Storage giant EMC stands to profit from the rapidly growing cloud-computing and "big data" arenas, and it holds an 80% ownership stake in virtualization specialist VMware (VMW), too. VMware has recently partnered with Google to bring Windows functions to Chromebooks, and its purchase of AirWatch should improve its mobile position. With EMC's forward price-to-earnings ratio near 12, it looks attractively priced, but some warn that it might be a value trap due to slowing growth, especially in its key storage market. Its fourth quarter offered rather strong results, with revenue up 11% over year-ago levels, but a weak outlook for upcoming quarters. EMC initiated a dividend last year and yields 1.5%.

Data management software giant Oracle, yielding about 1.2%, has seen its growth slow in recent years. It has been growing its dividend aggressively while announcing big stock buybacks. Its prodigious free cash flow tops $14 billion annually, and it has been using some of that for acquisitions, such as online marketing specialist Responsys and cloud-computing player Corente. Oracle is facing significant competition from other tech titans and its server business is challenged, but its second quarter still featured estimate-topping results. Oracle stock, trading with a forward P/E near 12, is appealingly priced. The company has gotten some bad press lately due to its key role behind Oregon's troubled Obamacare website.

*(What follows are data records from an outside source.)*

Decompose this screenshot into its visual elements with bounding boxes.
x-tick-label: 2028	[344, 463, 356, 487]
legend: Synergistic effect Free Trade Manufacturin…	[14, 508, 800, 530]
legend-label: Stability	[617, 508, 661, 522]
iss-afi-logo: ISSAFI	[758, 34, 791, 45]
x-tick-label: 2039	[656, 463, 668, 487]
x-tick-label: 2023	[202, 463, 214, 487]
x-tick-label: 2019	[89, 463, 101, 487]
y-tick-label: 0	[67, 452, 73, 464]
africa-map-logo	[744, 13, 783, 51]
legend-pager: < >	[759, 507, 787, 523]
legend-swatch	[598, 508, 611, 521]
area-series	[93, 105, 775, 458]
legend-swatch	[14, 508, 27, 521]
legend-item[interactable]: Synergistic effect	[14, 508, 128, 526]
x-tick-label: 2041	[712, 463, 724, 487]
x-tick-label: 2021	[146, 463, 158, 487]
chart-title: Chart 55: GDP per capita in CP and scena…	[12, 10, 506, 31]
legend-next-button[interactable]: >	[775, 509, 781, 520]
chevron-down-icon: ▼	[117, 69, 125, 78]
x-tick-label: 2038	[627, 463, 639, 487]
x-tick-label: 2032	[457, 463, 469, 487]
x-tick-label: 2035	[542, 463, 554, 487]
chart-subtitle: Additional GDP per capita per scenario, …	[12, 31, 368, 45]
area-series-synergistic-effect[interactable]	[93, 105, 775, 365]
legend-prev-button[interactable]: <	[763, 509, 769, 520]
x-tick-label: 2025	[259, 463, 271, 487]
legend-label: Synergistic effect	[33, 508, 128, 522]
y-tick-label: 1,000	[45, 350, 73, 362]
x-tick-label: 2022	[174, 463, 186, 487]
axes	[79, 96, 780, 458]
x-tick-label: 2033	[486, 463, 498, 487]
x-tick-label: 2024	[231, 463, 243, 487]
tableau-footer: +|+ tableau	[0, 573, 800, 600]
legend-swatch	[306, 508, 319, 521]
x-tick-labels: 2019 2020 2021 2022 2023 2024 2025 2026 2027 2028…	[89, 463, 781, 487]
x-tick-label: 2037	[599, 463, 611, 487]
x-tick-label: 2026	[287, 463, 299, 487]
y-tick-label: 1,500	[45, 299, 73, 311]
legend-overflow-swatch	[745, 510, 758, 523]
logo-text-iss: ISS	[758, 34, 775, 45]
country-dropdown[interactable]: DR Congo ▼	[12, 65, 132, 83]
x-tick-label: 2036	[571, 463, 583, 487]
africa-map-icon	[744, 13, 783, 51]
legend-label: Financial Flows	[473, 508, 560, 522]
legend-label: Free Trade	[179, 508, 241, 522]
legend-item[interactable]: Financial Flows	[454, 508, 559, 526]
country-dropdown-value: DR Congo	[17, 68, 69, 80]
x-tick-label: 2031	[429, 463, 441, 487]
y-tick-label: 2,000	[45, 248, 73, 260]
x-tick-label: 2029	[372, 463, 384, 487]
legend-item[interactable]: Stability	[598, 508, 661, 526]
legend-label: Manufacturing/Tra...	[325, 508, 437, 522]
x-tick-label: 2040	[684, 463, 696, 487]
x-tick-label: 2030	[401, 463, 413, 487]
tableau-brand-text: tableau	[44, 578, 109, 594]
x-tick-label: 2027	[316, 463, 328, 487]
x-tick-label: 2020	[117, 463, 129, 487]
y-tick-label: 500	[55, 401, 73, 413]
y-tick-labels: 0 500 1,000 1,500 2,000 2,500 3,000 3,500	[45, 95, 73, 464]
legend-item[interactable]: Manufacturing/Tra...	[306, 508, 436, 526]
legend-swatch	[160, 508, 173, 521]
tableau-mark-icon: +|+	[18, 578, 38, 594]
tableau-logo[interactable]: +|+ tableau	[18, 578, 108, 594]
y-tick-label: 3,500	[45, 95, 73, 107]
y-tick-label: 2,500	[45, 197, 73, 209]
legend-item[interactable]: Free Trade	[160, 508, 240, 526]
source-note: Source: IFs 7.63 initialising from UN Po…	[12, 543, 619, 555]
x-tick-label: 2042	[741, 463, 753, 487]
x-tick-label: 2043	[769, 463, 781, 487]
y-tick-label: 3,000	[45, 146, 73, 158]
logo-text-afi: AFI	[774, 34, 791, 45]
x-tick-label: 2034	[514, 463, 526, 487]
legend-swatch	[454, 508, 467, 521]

Pipeline giant Kinder Morgan is a premier midstream master limited partnership, enjoying reliable income as it collects gobs of cash from its partners. Its natural-gas network is the largest in North America, and it has a five-year backlog of currently identified growth projects totals $15 billion. Analysts at TheStreet.com recently rated the stock a buy, liking its revenue growth, growing profit margins, and healthy return on equity, among other things. The long-term picture remains promising for Kinder Morgan, despite some bad press -- a bearish Barron's article, for example. Its dividend recently yielded 5.1%.